MR. WILKS in some measure apologizes for his subject, but no apology is necessary. Our theological readers will be doubtless reminded of a passage in Tillotson's Sermon on Tit. iii. 2, and will be surprised that so minute a coincidence should be found in a writer of so different a school. We thank Mr. Wilks for the acknowledgment, which is, indeed, what the Clergy of his views have been combating, in union with the Dissenters, from before Tillotson's time. Mr. Wilks's subject was so far from uncalled for, that it

might rather seem the duty of a faithful pastor, so circumstanced, to treat it. The Sermon, on the whole, is good-the object of it, to shew what men the Christian Elector should return. Mr. Wilks tries them by their general Christian principles; their love of order; their resolution to uphold the established Church; and their hostility to the West-India Planters; on this latter subject he falls in with all the vulgar misrepresentations of the Aldermanbury Society, and is decidedly for immediate emancipation. He might have added, repeal of the beer bill; state of factory children; and the desecration of the Sabbath. All these might have been profitably treated at length. The principle, however, of the Sermon is excellent; and, if treated with equally spiritual and Christian feeling, the subject may be profitably discussed in the pulpit of any district similarly circumstanced with Mary-le-bone.

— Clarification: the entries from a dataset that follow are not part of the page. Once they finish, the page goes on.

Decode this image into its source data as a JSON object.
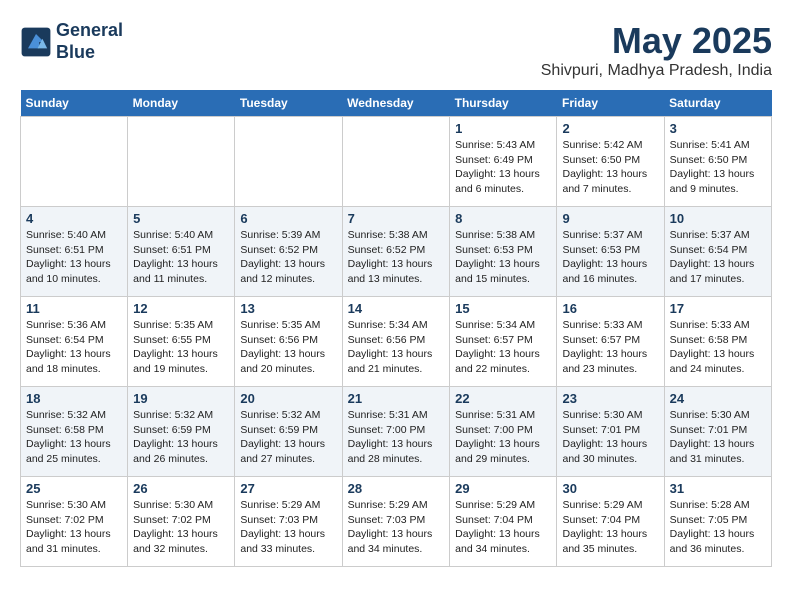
{
  "header": {
    "logo_line1": "General",
    "logo_line2": "Blue",
    "month": "May 2025",
    "location": "Shivpuri, Madhya Pradesh, India"
  },
  "weekdays": [
    "Sunday",
    "Monday",
    "Tuesday",
    "Wednesday",
    "Thursday",
    "Friday",
    "Saturday"
  ],
  "weeks": [
    [
      {
        "day": "",
        "text": ""
      },
      {
        "day": "",
        "text": ""
      },
      {
        "day": "",
        "text": ""
      },
      {
        "day": "",
        "text": ""
      },
      {
        "day": "1",
        "text": "Sunrise: 5:43 AM\nSunset: 6:49 PM\nDaylight: 13 hours and 6 minutes."
      },
      {
        "day": "2",
        "text": "Sunrise: 5:42 AM\nSunset: 6:50 PM\nDaylight: 13 hours and 7 minutes."
      },
      {
        "day": "3",
        "text": "Sunrise: 5:41 AM\nSunset: 6:50 PM\nDaylight: 13 hours and 9 minutes."
      }
    ],
    [
      {
        "day": "4",
        "text": "Sunrise: 5:40 AM\nSunset: 6:51 PM\nDaylight: 13 hours and 10 minutes."
      },
      {
        "day": "5",
        "text": "Sunrise: 5:40 AM\nSunset: 6:51 PM\nDaylight: 13 hours and 11 minutes."
      },
      {
        "day": "6",
        "text": "Sunrise: 5:39 AM\nSunset: 6:52 PM\nDaylight: 13 hours and 12 minutes."
      },
      {
        "day": "7",
        "text": "Sunrise: 5:38 AM\nSunset: 6:52 PM\nDaylight: 13 hours and 13 minutes."
      },
      {
        "day": "8",
        "text": "Sunrise: 5:38 AM\nSunset: 6:53 PM\nDaylight: 13 hours and 15 minutes."
      },
      {
        "day": "9",
        "text": "Sunrise: 5:37 AM\nSunset: 6:53 PM\nDaylight: 13 hours and 16 minutes."
      },
      {
        "day": "10",
        "text": "Sunrise: 5:37 AM\nSunset: 6:54 PM\nDaylight: 13 hours and 17 minutes."
      }
    ],
    [
      {
        "day": "11",
        "text": "Sunrise: 5:36 AM\nSunset: 6:54 PM\nDaylight: 13 hours and 18 minutes."
      },
      {
        "day": "12",
        "text": "Sunrise: 5:35 AM\nSunset: 6:55 PM\nDaylight: 13 hours and 19 minutes."
      },
      {
        "day": "13",
        "text": "Sunrise: 5:35 AM\nSunset: 6:56 PM\nDaylight: 13 hours and 20 minutes."
      },
      {
        "day": "14",
        "text": "Sunrise: 5:34 AM\nSunset: 6:56 PM\nDaylight: 13 hours and 21 minutes."
      },
      {
        "day": "15",
        "text": "Sunrise: 5:34 AM\nSunset: 6:57 PM\nDaylight: 13 hours and 22 minutes."
      },
      {
        "day": "16",
        "text": "Sunrise: 5:33 AM\nSunset: 6:57 PM\nDaylight: 13 hours and 23 minutes."
      },
      {
        "day": "17",
        "text": "Sunrise: 5:33 AM\nSunset: 6:58 PM\nDaylight: 13 hours and 24 minutes."
      }
    ],
    [
      {
        "day": "18",
        "text": "Sunrise: 5:32 AM\nSunset: 6:58 PM\nDaylight: 13 hours and 25 minutes."
      },
      {
        "day": "19",
        "text": "Sunrise: 5:32 AM\nSunset: 6:59 PM\nDaylight: 13 hours and 26 minutes."
      },
      {
        "day": "20",
        "text": "Sunrise: 5:32 AM\nSunset: 6:59 PM\nDaylight: 13 hours and 27 minutes."
      },
      {
        "day": "21",
        "text": "Sunrise: 5:31 AM\nSunset: 7:00 PM\nDaylight: 13 hours and 28 minutes."
      },
      {
        "day": "22",
        "text": "Sunrise: 5:31 AM\nSunset: 7:00 PM\nDaylight: 13 hours and 29 minutes."
      },
      {
        "day": "23",
        "text": "Sunrise: 5:30 AM\nSunset: 7:01 PM\nDaylight: 13 hours and 30 minutes."
      },
      {
        "day": "24",
        "text": "Sunrise: 5:30 AM\nSunset: 7:01 PM\nDaylight: 13 hours and 31 minutes."
      }
    ],
    [
      {
        "day": "25",
        "text": "Sunrise: 5:30 AM\nSunset: 7:02 PM\nDaylight: 13 hours and 31 minutes."
      },
      {
        "day": "26",
        "text": "Sunrise: 5:30 AM\nSunset: 7:02 PM\nDaylight: 13 hours and 32 minutes."
      },
      {
        "day": "27",
        "text": "Sunrise: 5:29 AM\nSunset: 7:03 PM\nDaylight: 13 hours and 33 minutes."
      },
      {
        "day": "28",
        "text": "Sunrise: 5:29 AM\nSunset: 7:03 PM\nDaylight: 13 hours and 34 minutes."
      },
      {
        "day": "29",
        "text": "Sunrise: 5:29 AM\nSunset: 7:04 PM\nDaylight: 13 hours and 34 minutes."
      },
      {
        "day": "30",
        "text": "Sunrise: 5:29 AM\nSunset: 7:04 PM\nDaylight: 13 hours and 35 minutes."
      },
      {
        "day": "31",
        "text": "Sunrise: 5:28 AM\nSunset: 7:05 PM\nDaylight: 13 hours and 36 minutes."
      }
    ]
  ]
}
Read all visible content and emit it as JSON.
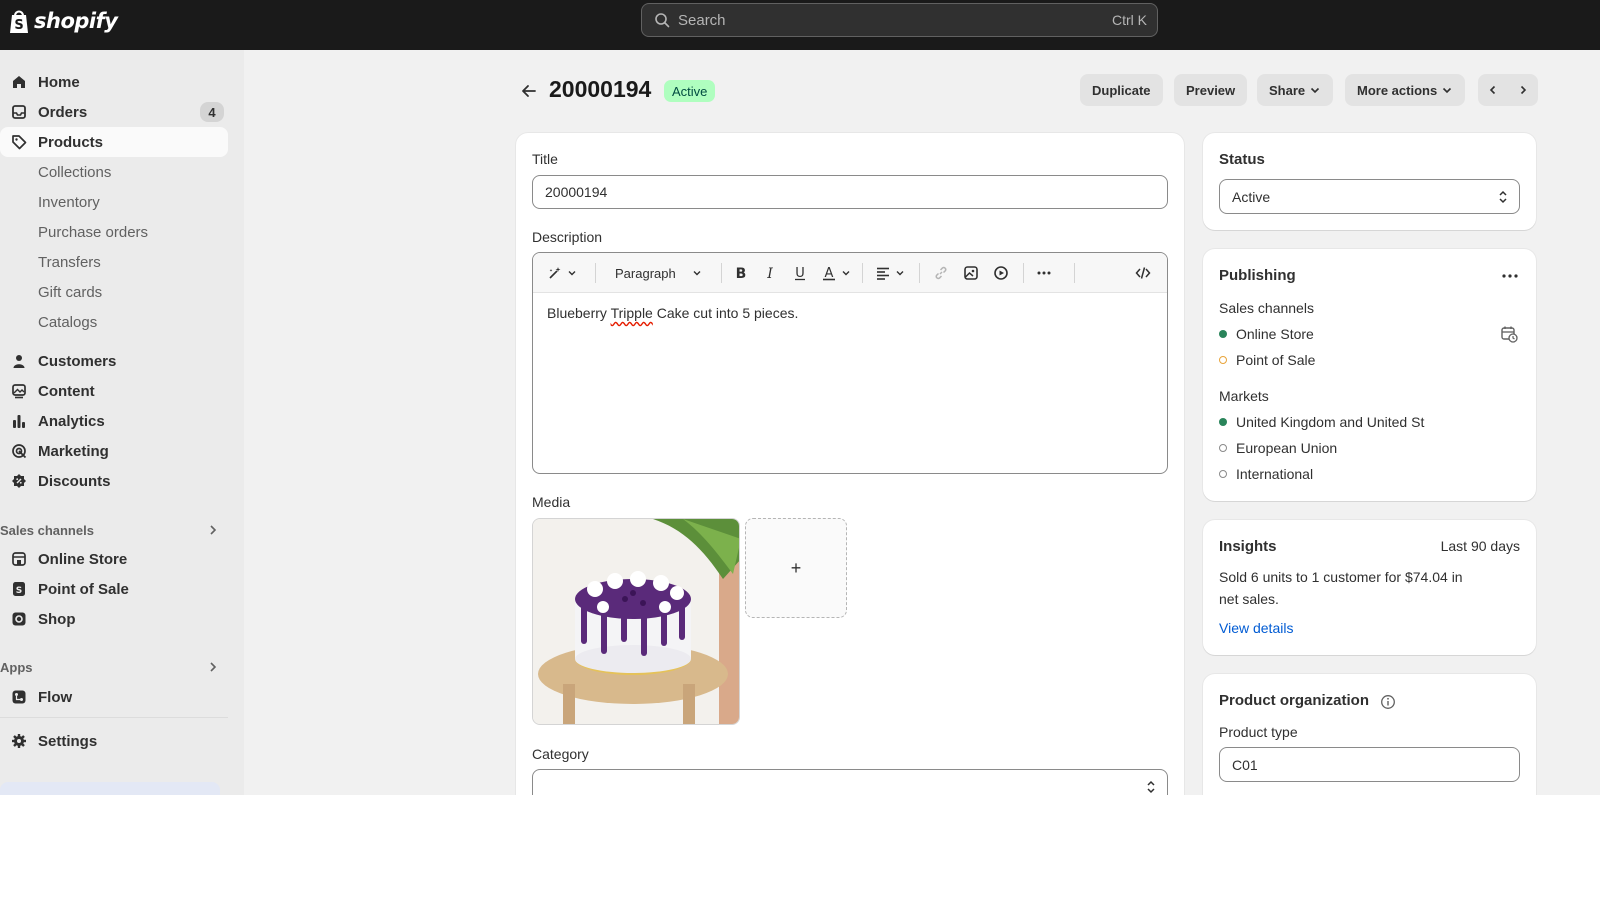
{
  "topbar": {
    "brand": "shopify",
    "search_placeholder": "Search",
    "search_shortcut": "Ctrl K"
  },
  "sidebar": {
    "main": [
      {
        "label": "Home",
        "icon": "home-icon"
      },
      {
        "label": "Orders",
        "icon": "inbox-icon",
        "badge": "4"
      },
      {
        "label": "Products",
        "icon": "tag-icon",
        "selected": true
      }
    ],
    "products_sub": [
      "Collections",
      "Inventory",
      "Purchase orders",
      "Transfers",
      "Gift cards",
      "Catalogs"
    ],
    "more": [
      {
        "label": "Customers",
        "icon": "person-icon"
      },
      {
        "label": "Content",
        "icon": "content-icon"
      },
      {
        "label": "Analytics",
        "icon": "bar-chart-icon"
      },
      {
        "label": "Marketing",
        "icon": "target-icon"
      },
      {
        "label": "Discounts",
        "icon": "discount-icon"
      }
    ],
    "sales_channels_heading": "Sales channels",
    "sales_channels": [
      {
        "label": "Online Store",
        "icon": "store-icon"
      },
      {
        "label": "Point of Sale",
        "icon": "pos-icon"
      },
      {
        "label": "Shop",
        "icon": "shop-icon"
      }
    ],
    "apps_heading": "Apps",
    "apps": [
      {
        "label": "Flow",
        "icon": "flow-icon"
      }
    ],
    "settings": {
      "label": "Settings",
      "icon": "gear-icon"
    }
  },
  "header": {
    "title": "20000194",
    "status": "Active",
    "buttons": {
      "duplicate": "Duplicate",
      "preview": "Preview",
      "share": "Share",
      "more_actions": "More actions"
    }
  },
  "product": {
    "title_label": "Title",
    "title_value": "20000194",
    "description_label": "Description",
    "toolbar_paragraph": "Paragraph",
    "description_before": "Blueberry ",
    "description_misspelled": "Tripple",
    "description_after": " Cake cut into 5 pieces.",
    "media_label": "Media",
    "media_add": "+",
    "category_label": "Category"
  },
  "status_card": {
    "title": "Status",
    "value": "Active"
  },
  "publishing": {
    "title": "Publishing",
    "sales_channels_label": "Sales channels",
    "channels": [
      "Online Store",
      "Point of Sale"
    ],
    "markets_label": "Markets",
    "markets": [
      "United Kingdom and United St",
      "European Union",
      "International"
    ]
  },
  "insights": {
    "title": "Insights",
    "period": "Last 90 days",
    "summary_line1": "Sold 6 units to 1 customer for $74.04 in",
    "summary_line2": "net sales.",
    "link": "View details"
  },
  "organization": {
    "title": "Product organization",
    "type_label": "Product type",
    "type_value": "C01"
  },
  "colors": {
    "topbar": "#1a1a1a",
    "sidebar": "#ebebeb",
    "canvas": "#f1f1f1",
    "active_badge_bg": "#affebf",
    "published_dot": "#29845a",
    "link": "#005bd3"
  }
}
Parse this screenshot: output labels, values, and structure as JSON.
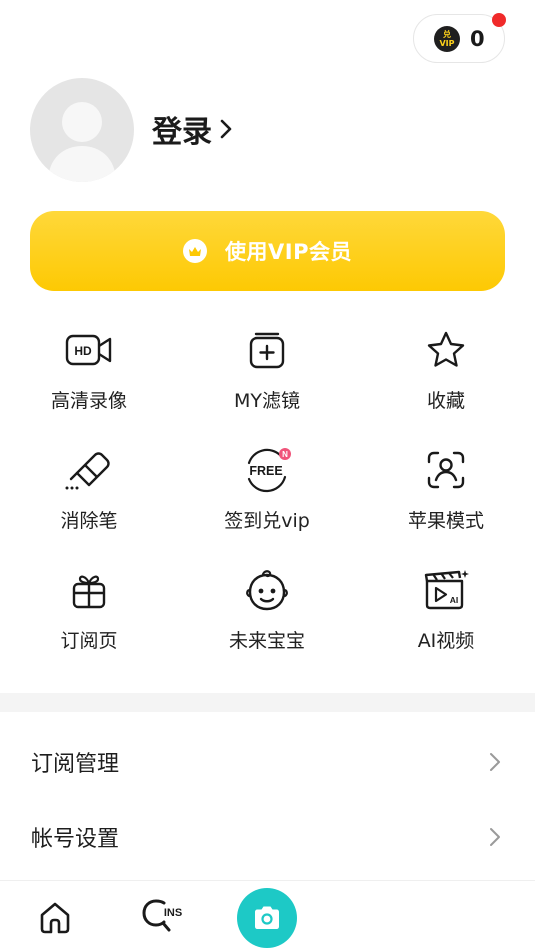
{
  "vip_badge": {
    "coin_line1": "兑",
    "coin_line2": "VIP",
    "count": "0"
  },
  "profile": {
    "login_label": "登录"
  },
  "vip_cta": {
    "label": "使用VIP会员"
  },
  "features": [
    {
      "label": "高清录像",
      "icon": "hd-video-icon",
      "badge": "HD"
    },
    {
      "label": "MY滤镜",
      "icon": "filter-plus-icon"
    },
    {
      "label": "收藏",
      "icon": "star-icon"
    },
    {
      "label": "消除笔",
      "icon": "eraser-icon"
    },
    {
      "label": "签到兑vip",
      "icon": "free-checkin-icon",
      "badge": "FREE",
      "new_badge": "N"
    },
    {
      "label": "苹果模式",
      "icon": "face-scan-icon"
    },
    {
      "label": "订阅页",
      "icon": "gift-icon"
    },
    {
      "label": "未来宝宝",
      "icon": "baby-face-icon"
    },
    {
      "label": "AI视频",
      "icon": "ai-video-icon",
      "badge": "AI"
    }
  ],
  "menu": [
    {
      "label": "订阅管理"
    },
    {
      "label": "帐号设置"
    }
  ],
  "tabs": {
    "ins_label": "INS"
  },
  "colors": {
    "accent_yellow": "#fdc903",
    "camera_teal": "#1dc9c6",
    "dot_red": "#f02a2a",
    "new_badge_pink": "#f0547a"
  }
}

The noble Office of the Sunday-School Teacher. By the Rev. G. W. DOANE, A.M. Rector of Trinity Church, Boston, United States. London: R. Davis. 1832. Pp. 31.

A REPRINT from the Sunday-School Teacher's Magazine, already praised by us. We can only say, that it is a most useful publication; and we recommend it to all our brethren as fit to be put into the hands of their assistants in the great work of parochial instruction. We wish it was on the list of the Society for Promoting Christian Knowledge.

An Address, delivered at an Examination of the St. John's Church Sunday Schools, June 15, 1832. By EDWARD WIX, M.A. Archdeacon of Newfoundland. 12mo. Pp. 12. 1832. OUR clerical readers, and indeed our readers generally, would do well to refer to this address, in proof of what is doing, for the diffusion of the Gospel, in our transatlantic colonies. It was delivered preparatory to the approaching visit of the diocesan, for the purpose of administering the solemn rite of confirmation in Newfoundland.